NBA owner gets lifetime ban for bigotry
Donald Sterling is finished as owner of the Los Angeles Clippers because of a surreptitiously recorded conversation in which he admonished his mistress for “associating with black people” and having her picture taken with Magic Johnson, who heads NBA charity efforts in behalf of inner-city youths.
“It’s too bad you can’t admire him privately,” Sterling is heard saying. “Admire him, bring him here, feed him, f—k him, but don’t put him on Instagram for the world to have to see . . .”
TMZ broadcasted the audiotape of the surprisingly frisky octogenarian speaking to the alluring, alarming and mysterious V. Stiviano, who’s about a third of his age, a woman of multiple aliases and ethnicities. She’s accused of being a “gold-digger” in a lawsuit filed by Shelly Sterling, wife of the billionaire, whose racial theories were quickly denounced by people of just about every ethnicity.
Johnson responded to Sterling’s rant by promising never to attend a Clippers game until there’s new ownership.
Michael Jordan, one of Sterling’s fellow NBA owners, said he was “outraged” and “disgusted” by the tape.
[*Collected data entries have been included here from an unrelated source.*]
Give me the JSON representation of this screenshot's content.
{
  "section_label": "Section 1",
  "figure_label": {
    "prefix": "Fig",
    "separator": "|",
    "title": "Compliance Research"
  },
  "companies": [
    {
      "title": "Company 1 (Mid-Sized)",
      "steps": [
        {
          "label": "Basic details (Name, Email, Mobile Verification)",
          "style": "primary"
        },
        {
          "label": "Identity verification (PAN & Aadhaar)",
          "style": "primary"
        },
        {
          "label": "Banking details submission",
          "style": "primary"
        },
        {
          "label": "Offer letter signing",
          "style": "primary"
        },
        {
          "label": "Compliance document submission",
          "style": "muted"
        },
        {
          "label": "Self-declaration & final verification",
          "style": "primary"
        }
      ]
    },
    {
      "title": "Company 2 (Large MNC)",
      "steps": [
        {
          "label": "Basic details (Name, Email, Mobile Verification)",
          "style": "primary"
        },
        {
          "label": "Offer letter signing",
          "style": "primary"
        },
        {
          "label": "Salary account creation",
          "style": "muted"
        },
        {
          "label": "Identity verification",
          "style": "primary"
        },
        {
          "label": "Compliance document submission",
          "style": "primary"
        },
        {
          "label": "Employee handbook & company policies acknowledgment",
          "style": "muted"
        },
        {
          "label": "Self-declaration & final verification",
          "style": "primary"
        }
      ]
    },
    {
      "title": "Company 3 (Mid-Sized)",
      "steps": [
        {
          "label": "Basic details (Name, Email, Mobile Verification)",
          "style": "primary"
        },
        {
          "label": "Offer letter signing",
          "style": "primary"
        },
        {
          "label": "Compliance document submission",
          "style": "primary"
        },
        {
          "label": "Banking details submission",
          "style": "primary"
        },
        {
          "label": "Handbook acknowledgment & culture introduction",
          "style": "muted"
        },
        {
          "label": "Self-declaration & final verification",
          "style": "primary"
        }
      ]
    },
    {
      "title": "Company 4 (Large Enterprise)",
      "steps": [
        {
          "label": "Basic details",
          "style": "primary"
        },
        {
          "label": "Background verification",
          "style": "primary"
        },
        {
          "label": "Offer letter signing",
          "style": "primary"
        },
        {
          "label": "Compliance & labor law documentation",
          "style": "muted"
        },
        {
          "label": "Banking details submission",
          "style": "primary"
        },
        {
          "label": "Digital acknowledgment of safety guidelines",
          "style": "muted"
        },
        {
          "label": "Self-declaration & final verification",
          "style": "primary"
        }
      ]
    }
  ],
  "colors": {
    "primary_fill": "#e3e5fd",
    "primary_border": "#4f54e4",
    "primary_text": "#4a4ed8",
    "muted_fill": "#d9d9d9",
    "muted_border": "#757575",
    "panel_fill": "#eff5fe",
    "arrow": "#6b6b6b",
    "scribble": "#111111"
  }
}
New York Knicks’ owner James Dolan, who’s considered the intellectual equal of Sterling, said, “We as a league must stand together in condemning his ignorance.” Los Angeles mayor Eric Garcetti used the adjective “despicable.”
President Obama took time off from the Ukraine crisis and his tour of Asia to weigh in on Sterling, calling him one of the “ignorant folks” who “want to advertise their ignorance.”
Excuse me, Mr. President: Sterling was not advertising. He was revealing his inner-most ignorance to his lover, thinking this was a private conversation. You know, the kind the NSA likes to hear?
When Sterling’s media-friendly wife and then Sterling himself admitted he was in fact the bigot on the tape, NBA commissioner Adam Silver imposed the maximum sentence for bigotry or anything else: a $2.5 million fine (about .01 percent of Sterling’s net worth) and a lifetime ban from having anything to do with an NBA team.
Silver added that he will do everything in his power “to force a sale” of the franchise.
No sports owner has been so punished for social commentary since the Cincinnati Reds’ Marge Schott in 1996 said Adolf Hitler “did some good at the beginning but he just went too far.”
Schott was soon ushered out of her ownership. A similar fate almost certainly awaits Sterling, as corporations withdraw advertising from the Clippers and by extension the NBA.
If not for Sterling and his technologically adept consort, the NBA would be in its greatest glory. The opening round of the postseason is being called “the best ever,” featuring seven overtimes in eight nights.
But in a protest of Sterling, the Clippers warmed up with shirts inside-out to hide the name of the team. They wore black socks and black wrist bands. As if a further statement were needed, they lost the ensuing playoff game to lower-seeded Golden State by 21 points.
For link to Forbes’ “Sex, Denial and Audiotape,” click here.
Nick Young says he’s NBA’s ‘top shooting guard’
Nick Young, the 6th man for the Los Angeles Lakers, who have become one of the NBA’s worst teams, issued a tweet claiming he’s “the top shooting guard” in the league.
He’s a good shooter, averaging 17.9 points per game, but he may be better at shooting off his mouth. He nicknamed himself “Swaggy P” and became known for celebrating his 3-point shots before they went in.
Investigation of Jameis ‘was no investigation’
The investigation of quarterback Jameis Winston by Florida State University and Tallahassee police was, according to the New York Times, “virtually no investigation at all.”
The Times, after its investigation of the investigation, said: “University officials, in apparent violation of federal law, did not promptly investigate either the rape accusation or the witness’s admission that he had videotaped part of the encounter.”
John Saunders of ESPN’s Sports Reporters lamented that Winston, who was not legally charged, now gets tried again in the court of public opinion. “The judicial process decided not to press charges against the young man. That should be the end of it.”
Dear John: Once your name appears as a suspect in a police report, there’s never an end to it.